About
Nattan Hollander, LMFT

EMDRIA Certified Therapist (EMDR International Association) Verification
Member, California Association of Marriage and Family Therapists (CAMFT)
Languages: English and Hebrew (native)

I work with people who appear high-performing on the outside while carrying a private interior strain—often rooted in what never had a chance to fully process.

Many of my clients are intelligent, self-aware, and capable. They can explain their patterns, but they still feel stuck. They’re ready for a form of therapy where insight becomes lived—where understanding translates into how you feel, how you relate, and how you move through daily life.

Working style

I work from a depth-oriented, trauma-informed perspective that honors both psychological and symbolic experience. I’m interested in how insight becomes lived—how understanding takes root in the body and in daily life.

My role is not to direct or fix, but to walk alongside you with steadiness, curiosity, and care.

My style is:

  • Grounded and structured (clear frame, collaborative pace)

  • Depth-oriented (we work with meaning and inner life when helpful)

  • Somatically informed (we attend to nervous-system safety and capacity)

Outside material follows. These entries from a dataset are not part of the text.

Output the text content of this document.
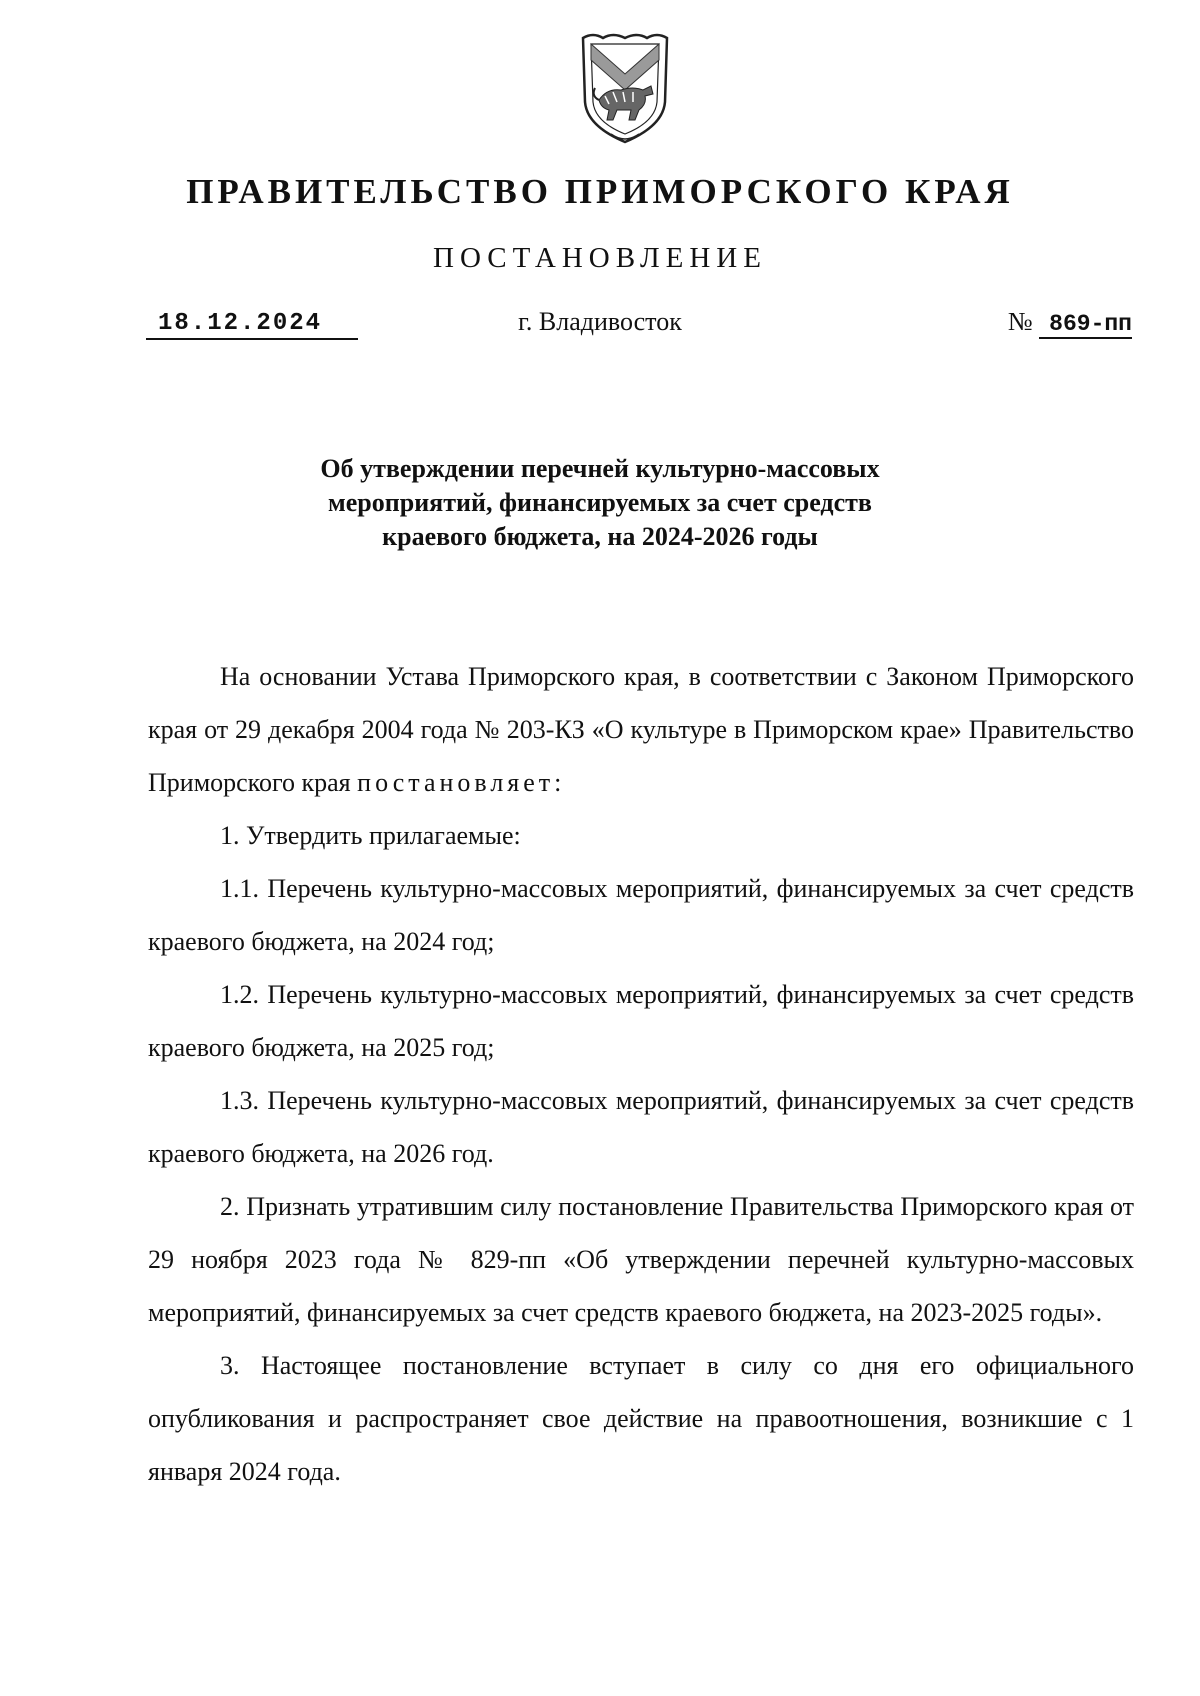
ПРАВИТЕЛЬСТВО ПРИМОРСКОГО КРАЯ
ПОСТАНОВЛЕНИЕ
18.12.2024	г. Владивосток	№ 869-пп
Об утверждении перечней культурно-массовых
мероприятий, финансируемых за счет средств
краевого бюджета, на 2024-2026 годы

На основании Устава Приморского края, в соответствии с Законом Приморского края от 29 декабря 2004 года № 203-КЗ «О культуре в Приморском крае» Правительство Приморского края постановляет:

1. Утвердить прилагаемые:

1.1. Перечень культурно-массовых мероприятий, финансируемых за счет средств краевого бюджета, на 2024 год;

1.2. Перечень культурно-массовых мероприятий, финансируемых за счет средств краевого бюджета, на 2025 год;

1.3. Перечень культурно-массовых мероприятий, финансируемых за счет средств краевого бюджета, на 2026 год.

2. Признать утратившим силу постановление Правительства Приморского края от 29 ноября 2023 года № 829-пп «Об утверждении перечней культурно-массовых мероприятий, финансируемых за счет средств краевого бюджета, на 2023-2025 годы».

3. Настоящее постановление вступает в силу со дня его официального опубликования и распространяет свое действие на правоотношения, возникшие с 1 января 2024 года.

  • Direct without pressure (no performative vulnerability required)

I’m especially effective with people who are more comfortable thinking than feeling, or who are new to therapy and want a grounded, structured way in.

Sessions are warm, steady, and collaborative. You bring your lived experience; I bring a deep trust in the psyche and its capacity to heal.

When clinically appropriate, we may move between EMDR, dreamwork, symbolic or imaginal dialogue, somatic grounding, and reflective meaning-making—always at a pace that is workable and respectful of your system.

Background

I come from a family where big feelings are often carried quietly rather than spoken. Growing up in that emotional landscape shaped my sensitivity to what lives beneath the surface—and my desire to understand how people learn to feel safe, grounded, and alive within themselves.

Art was my first refuge. Later, through Zen practice and depth psychology, I learned how attention, imagination, and presence can help loosen what feels stuck. EMDR offered a grounded, relational way to support that unfolding.

Over time, these threads—art, contemplation, psychology, and embodied practice—have woven together into the work I do today.

A note on values

I’m Israeli-American, proudly Jewish, and committed to an LGBTQIA-affirming, anti-racist practice. I welcome the full complexity of who you are.